When they run short, they can’t just walk across the hall at the Pentagon to another military service and try to steal some of their first lieutenants with stock options. If they haven’t developed them themselves, they’re screwed. And that’s what’s happening in American corporations today.

They have to be developing the new people they need internally because they just can’t go out and buy them anymore. That’s particularly true during our current really good economy, when people have a choice of jobs. Companies have to start doing what they did back in the 1950s when General Electric famously had its executive development program, probably the last really good one, in the United States.

Companies need to help employees become the people they need tomorrow and not just be content to let them be the people they are today. They need to go out and hunt down the people they need tomorrow.

it’s well known that Cisco starts training and meeting students in high school in Silicon Valley. And if Amazon needs more warehouse workers, they’re going to have to start going to community colleges and connect with potential warehouse workers. I don’t know exactly what kind of jobs Amazon is hiring for, but the fact is, it’s not about the technology to increase the pipeline. It’s training to make that pipeline better qualified.

Question 4: I saw you listed recently as one of the Top 20 HR leaders on Twitter, and that surprised me because I don’t think of you as a big Twitter user. I know that lists like these can be fickle and arbitrary, but do you really think of yourself as as HR leader? And how much time do you spend on Twitter? 

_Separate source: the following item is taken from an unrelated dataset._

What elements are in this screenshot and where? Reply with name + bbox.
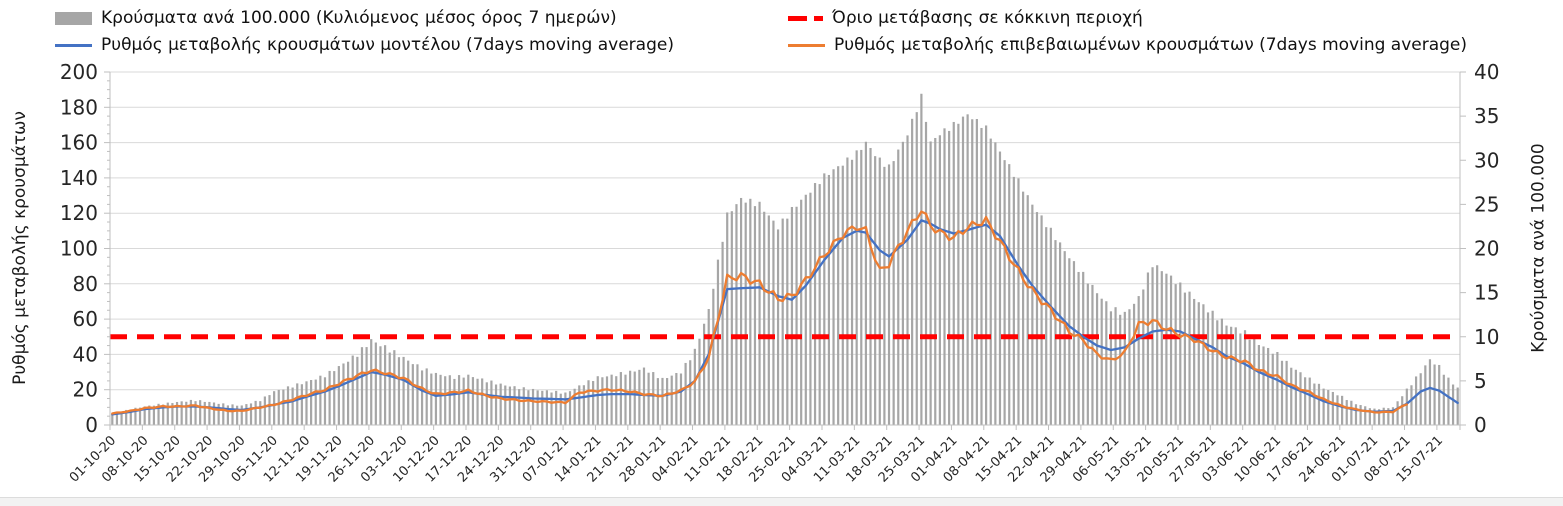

Bill Kutik: That’s funny. The people who do those lists generally don’t know their (rear) from whatever.

Obviously, I’m not an HR leader. I’ve never held an HR position. I’ve never been a CHRO. You might want to call me a thought leader, and you might want to call me a lot of other things, but certainly, l am not an HR leader.

I’m amused by some of the fecklessness with which those lists are put together. However, that said, I am a huge fan and a huge user of Twitter, LinkedIn and Facebook to market my deliverables, to market Firing Line with Bill Kutik, to market my column that I’ve written for 30 years — a column, as you know, that’s for human resource executives.

I am delighted that the tools of marketing have been put in my hands and I no longer have to rely on a marketing person to do what I want, and I have to tell you, I’ve become pretty good at it. So the fact is, I actually am a huge user of Twitter, but unfortunately, some of my friends criticize me for it. I don’t use it for meeting people, or engaging in important discussions; it’s just for telling people what I’ve got for sale — and what I’ve got for sale is free.

“God, I think I’ve met a legend”

Question 5: One last thing … The HR Technology Conference has been part of your Fall agenda for a great many years. Is that ever going to change, or are you just going to keep attending until they wheel you out? And what would you do if you weren’t here?

Bill Kutik: Can you think of anything you’ve done for 22 years that you’re going to stop doing? Not only do I intend to continue doing this until they wheel me out, I intend to have my memorial service here. And given that it’s a trade show with a proper emphasis on income, I’ve been asked by the head of business if I have a sponsor for my memorial service, and I do, but I can’t name the sponsor right now.

So yeah, the answer to your question is I’m going to just keep on doing it because it’s my baby, and now it’s a teenager, and I want to see how it’s doing. And I’d love to see it get into a good college if it can.

And, on a purely fantasy, egotistical level, it’s hard not to love it when some 28-year-old comes up to me and says, “Are you Bill Kutik?” And I say, “I am.” And they say, “God, I think I’ve met a legend.”